Kelbic, Rhénia, Hani, moi-même votâmes pour ce second risque, ainsi qu’un bon nombre des maîtres. Mais la majorité fut contre nous, et la nouvelle accélération fut décidée. Nous gagnâmes la salle de contrôle. J’eus un bref entretien avec Rhénia avant qu’elle ne s’enfermât dans son poste de la géophysique. Elle m’avertirait dès que la croûte atteindrait sa limite de résistance. Je couperais alors l’accélération, et au diable les conséquences. Kelbic, bien entendu, fut du complot.
Je m’assis donc au poste de commande, remplaçant Sni. Sur les écrans la Nova Solis emplissait une bonne part du ciel, presque impossible à regarder, malgré les filtres. Les gaz projetés avaient dépassé l’orbite de Jupiter, et l’énorme planète était invisible, noyée dans l’irradiation, ou déjà volatilisée. Par curiosité, je me fis retransmettre, depuis l’observatoire, l’image de Saturne. Elle se trouvait presque sur la limite, voilée déjà par une bande de gaz lumineux. Comme je m’y attendais, la planète avait perdu ses anneaux de glace.
Il ne m’était plus possible de tergiverser, et j’appliquai prudemment une accélération supplémentaire. Sur l’écran de l’intégrateur, la ligne des tensions dessina un léger crochet. J’appelai Rhénia.
« Quels effets ?
— Presque nuls pour le moment. Continue, puisqu’il le faut. Mais très lentement. Plus lentement tu iras, plus la ligne de rupture a de chances de se situer haut. Mais nous l’atteindrons bientôt, de toute manière. »
Je me retournai. Dans l’amphithéâtre, les maîtres s’étaient assis, regardant. Par hasard ou par calcul, ceux qui s’étaient opposés à l’augmentation de l’accélération se tenaient d’un côté, géologues et physiciens, pour la plupart. De l’autre, la majorité, chimistes, botanistes, agronomes, qui ne croyaient pas à la possibilité de reconstituer un sol arable. Kelbic se pencha sur moi, s’appuyant sur mon épaule. Un peu agacé, je me disposais à le rabrouer quand je sentis qu’il glissait quelque chose par le col ouvert de ma blouse.

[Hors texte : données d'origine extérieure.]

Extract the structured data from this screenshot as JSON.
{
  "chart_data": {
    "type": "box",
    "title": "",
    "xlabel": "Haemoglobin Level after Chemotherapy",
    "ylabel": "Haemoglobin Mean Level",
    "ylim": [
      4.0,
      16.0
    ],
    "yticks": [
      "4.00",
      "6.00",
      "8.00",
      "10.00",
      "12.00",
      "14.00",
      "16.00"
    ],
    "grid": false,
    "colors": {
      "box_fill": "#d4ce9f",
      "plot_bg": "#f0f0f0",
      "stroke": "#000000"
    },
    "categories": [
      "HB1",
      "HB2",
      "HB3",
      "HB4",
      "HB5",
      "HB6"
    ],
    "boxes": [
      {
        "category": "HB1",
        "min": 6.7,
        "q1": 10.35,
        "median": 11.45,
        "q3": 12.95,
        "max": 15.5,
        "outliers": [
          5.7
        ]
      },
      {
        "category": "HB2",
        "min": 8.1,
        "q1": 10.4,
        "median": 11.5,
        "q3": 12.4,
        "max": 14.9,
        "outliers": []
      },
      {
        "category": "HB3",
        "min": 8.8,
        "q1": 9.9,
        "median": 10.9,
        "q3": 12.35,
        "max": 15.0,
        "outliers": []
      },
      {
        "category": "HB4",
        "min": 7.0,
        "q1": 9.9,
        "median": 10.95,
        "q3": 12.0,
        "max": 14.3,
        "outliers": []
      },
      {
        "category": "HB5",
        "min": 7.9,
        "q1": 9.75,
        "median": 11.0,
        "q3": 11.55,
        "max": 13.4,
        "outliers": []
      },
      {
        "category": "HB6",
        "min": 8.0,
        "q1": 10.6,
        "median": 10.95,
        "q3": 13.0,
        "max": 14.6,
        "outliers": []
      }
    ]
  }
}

« Tout ira bien, dit-il à haute voix, si nous savons utiliser correctement les forces dont nous disposons. »
Passant la main dans ma blouse, je sentis la crosse d’un fulgurateur.
« Oui, répondis-je, jouant à mon tour sur les mots. Mais le moment venu, il ne faudra pas hésiter. »
Et je continuai à appliquer l’accélération, l’œil fixé sur la ligne de l’intégrateur. Les tensions internes se construisaient maintenant très vite, et l’aiguille avait à peine le temps de tracer quelques millimètres de ligne ondulée, entre les crochets. Au bout de deux heures, Rhénia appela :
« Haurk, fais évacuer Hilur. Le prédicteur de séismes en annonce un, degré 9, pour dans 5 heures au rythme actuel. »
Degré 9 ! Cela signifiait que la ville était perdue !
Je donnai les ordres, me levai, m’adressai au conseil.
« Maîtres, je pense que nous devons cesser toute nouvelle accélération. »
Gdan, le maître des Plantes, se dressa.
« Quelle sera la situation, étant donné la vitesse d’éloignement actuelle ? »
Hani consulta quelques cadrans, fit un rapide calcul.